みなさん、こんにちは
日中は暑くとも、日が陰ると過ごしやすい気候になってきました。先月末には当地の花輪ばやしも2日目興行を中止に追い込まれるような土砂崩れも危惧される程の豪雨もありましたが、これからが本格的な台風シーズンになります。今月からは日中に30℃を越えても、TVでは暖房器具やスタッドレス・タイヤのCMも始まってしまいます。まぁ毎年の事なんですけど、「これから寒くなる一方・・・」って考えると、まだ半袖の気候であるにもかかわらず、やるせない心持になってしまいます。

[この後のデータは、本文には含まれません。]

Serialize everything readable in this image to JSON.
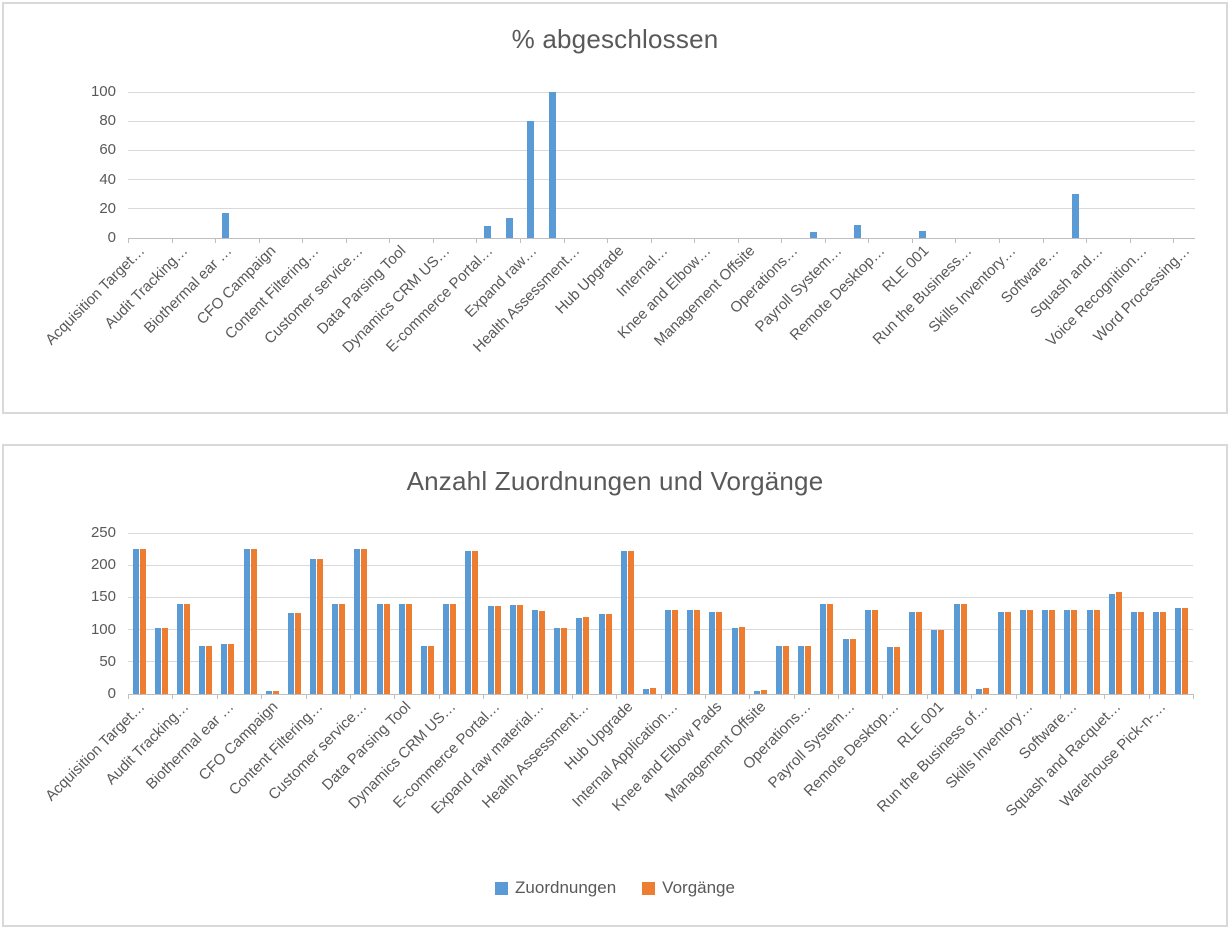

さて外来中心の産婦人科診療所には今までの本稿でも幾度となくお話ししてきましたように、「生理痛がきつい」「生理の量が多い」「生理以外の出血がある」「生理前の体調がすぐれない」など、生命危機には及びませんが生活の質を落とす症状で来院される方が多くいらっしゃいます。それらの症状に対して、最初は自費診療の避妊薬として1999年に、そして約10年後の2008年に月経困難症に対する保険診療のお薬として低用量ピルが発売されました。致し方ないところもあるのですが「ピル=避妊薬」ということで、服用される方はセクシャル=アクティビティーが高いと邪推されたこともあり、発売当初は日本という土壌ではなかなかすんなりとは受け入れられませんでした。しかし避妊ということよりも「保険が使える生理を軽くする薬」ということで徐々に受け入れられ、さらにコロナ禍におけるオンライン診療の浸透により発売四半世紀で市民権を得たのではないかと感じています。でも万人に100%効く薬はないように、低用量ピルの効果は期待できるのですが、一部の方には処方できない・薬が合わないという事例もないわけではありません。そのような方に光明になりうる薬剤が最近発売されましたので、簡単に紹介させていただきます。
① アリッサ配合錠Ⓡ:低用量ピル
本来「ピル」という単語は辞書を引くと「錠剤」という意味ですが、本邦では「避妊薬」とか「女性ホルモン剤」として認識されています。実際のピルは卵巣から分泌される卵胞ホルモン(エストロゲン)と黄体ホルモン(プロゲステロン)が1錠に配合されている薬です。昨年末まで本邦で販売されている低用量ピルはエストロゲンとしてすべてエチニルエストラジオールという合成卵胞ホルモンが使用されており、その合成卵胞ホルモンの量と併用される黄体ホルモンによって、それぞれの製剤の特徴を出しています。しかし昨年末発売されたアリッサⓇという低用量ピルは、卵胞ホルモンとしてエチニルエストラジオールではない卵胞ホルモンを含有した初めての低用量ピルになります。生体内に存在する卵胞ホルモンには構造の違いからE1~E4までの4種類があり、従来使用されていたエチニルエストラジオールは合成されたE2(エストラジオール)です。一方今回発売されたアリッサⓇには卵胞ホルモンとして、天然型のE4(エステトロール)が含有されています。エステトロールは本来胎児の肝臓で生成され妊娠中の母体にも認められるホルモンであり、合成されたE2と異なり血管への影響が少なく、子宮・卵巣に選択的に作用することから、ピルの重要な副作用である静脈血栓症の発症リスクを軽減することが期待されています。
② スリンダ錠Ⓡ
先述しましたように低用量ピルの重要な副作用として血栓症があります。合成エストロゲンが血管に及ぼす影響のため、血栓症を発症するリスクが高いと考えられる方~~①40歳以上で初めてピルを始める方・②喫煙者・③片頭痛がある、また④母乳移行の恐れのある授乳婦さん~~などにはピルの処方は概ね禁忌となっており、一部のピルが必要な患者さんに届けることができないという忸怩ある思いがありました。最近発売されたスリンダⓇは「ミニピル」とか「POP(Progestin
Only Pill)」と言われているもので、ピルを構成する2種類の女性ホルモンのうち黄体ホルモン単剤からなる製剤です。黄体ホルモン製剤のもつ子宮頚管粘液の粘りの増加・排卵の抑制・着床先の子宮内膜を薄くする作用に加え、自身の卵巣から分泌される卵胞ホルモンと強調して、避妊効果を発揮します。黄体ホルモン単剤ということもあり、上記①~④の従来のピルが禁忌となる方にも服薬できることは光明になります。ただスリンダⓇはあくまでも避妊にのみ適応があり保険診療扱いにはならないこと、一般の低用量ピルに比べ不正出血の頻度が高いことに留意する必要があります。
以上最近発売された2製剤についてお話ししました。わずか2製剤だけと思われるかもしれませんが、私たちの日常診療にとっては、より裾野が広がった感があります。自身の症状とライフスタイルにフィットした薬剤をかかりつけ医と相談しながら選択していただきたいものです(2025.9.1)。